Graph-RISE: Graph-Regularized Image Semantic Embedding
Da-Cheng Juan, Chun-Ta Lu, Zhen Li, Futang Peng, Aleksei Timofeev, Yi-Ting Chen, Yaxi Gao, Tom Duerig, Andrew Tomkins, Sujith Ravi
TL;DR
Graph-RISE tackles the challenge of ultra-fine image semantics by reframing embedding learning as large-scale classification augmented with neural graph regularization. It introduces a graph-regularized training objective and a Graph-RISE graph that encodes image-image relationships via co-click and similar-image signals, trained on roughly 260M images and 40M labels. The approach yields substantial improvements over state-of-the-art models on kNN and triplet evaluations for ImageNet, iNaturalist, and related datasets, and qualitative results show closer alignment with human perception.

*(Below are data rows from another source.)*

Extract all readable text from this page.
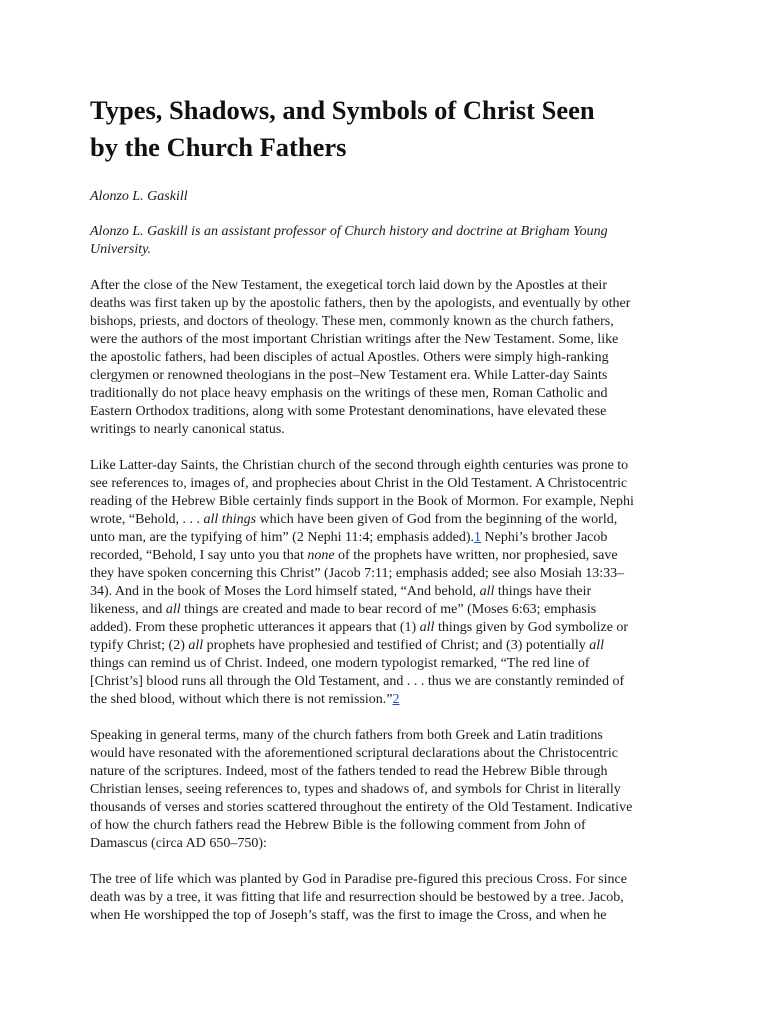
Types, Shadows, and Symbols of Christ Seen
by the Church Fathers
Alonzo L. Gaskill
Alonzo L. Gaskill is an assistant professor of Church history and doctrine at Brigham Young
University.

After the close of the New Testament, the exegetical torch laid down by the Apostles at their
deaths was first taken up by the apostolic fathers, then by the apologists, and eventually by other
bishops, priests, and doctors of theology. These men, commonly known as the church fathers,
were the authors of the most important Christian writings after the New Testament. Some, like
the apostolic fathers, had been disciples of actual Apostles. Others were simply high-ranking
clergymen or renowned theologians in the post–New Testament era. While Latter-day Saints
traditionally do not place heavy emphasis on the writings of these men, Roman Catholic and
Eastern Orthodox traditions, along with some Protestant denominations, have elevated these
writings to nearly canonical status.

Like Latter-day Saints, the Christian church of the second through eighth centuries was prone to
see references to, images of, and prophecies about Christ in the Old Testament. A Christocentric
reading of the Hebrew Bible certainly finds support in the Book of Mormon. For example, Nephi
wrote, “Behold, . . . all things which have been given of God from the beginning of the world,
unto man, are the typifying of him” (2 Nephi 11:4; emphasis added).1 Nephi’s brother Jacob
recorded, “Behold, I say unto you that none of the prophets have written, nor prophesied, save
they have spoken concerning this Christ” (Jacob 7:11; emphasis added; see also Mosiah 13:33–
34). And in the book of Moses the Lord himself stated, “And behold, all things have their
likeness, and all things are created and made to bear record of me” (Moses 6:63; emphasis
added). From these prophetic utterances it appears that (1) all things given by God symbolize or
typify Christ; (2) all prophets have prophesied and testified of Christ; and (3) potentially all
things can remind us of Christ. Indeed, one modern typologist remarked, “The red line of
[Christ’s] blood runs all through the Old Testament, and . . . thus we are constantly reminded of
the shed blood, without which there is not remission.”2

Speaking in general terms, many of the church fathers from both Greek and Latin traditions
would have resonated with the aforementioned scriptural declarations about the Christocentric
nature of the scriptures. Indeed, most of the fathers tended to read the Hebrew Bible through
Christian lenses, seeing references to, types and shadows of, and symbols for Christ in literally
thousands of verses and stories scattered throughout the entirety of the Old Testament. Indicative
of how the church fathers read the Hebrew Bible is the following comment from John of
Damascus (circa AD 650–750):

The tree of life which was planted by God in Paradise pre-figured this precious Cross. For since
death was by a tree, it was fitting that life and resurrection should be bestowed by a tree. Jacob,
when He worshipped the top of Joseph’s staff, was the first to image the Cross, and when he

This work demonstrates that combining massive-scale labeled data with graph-regularized neural networks can produce instance-level embeddings with practical benefits for search and ranking.
Abstract
Learning image representations to capture fine-grained semantics has been a challenging and important task enabling many applications such as image search and clustering. In this paper, we present Graph-Regularized Image Semantic Embedding (Graph-RISE), a large-scale neural graph learning framework that allows us to train embeddings to discriminate an unprecedented O(40M) ultra-fine-grained semantic labels. Graph-RISE outperforms state-of-the-art image embedding algorithms on several evaluation tasks, including image classification and triplet ranking. We provide case studies to demonstrate that, qualitatively, image retrieval based on Graph-RISE effectively captures semantics and, compared to the state-of-the-art, differentiates nuances at levels that are closer to human-perception.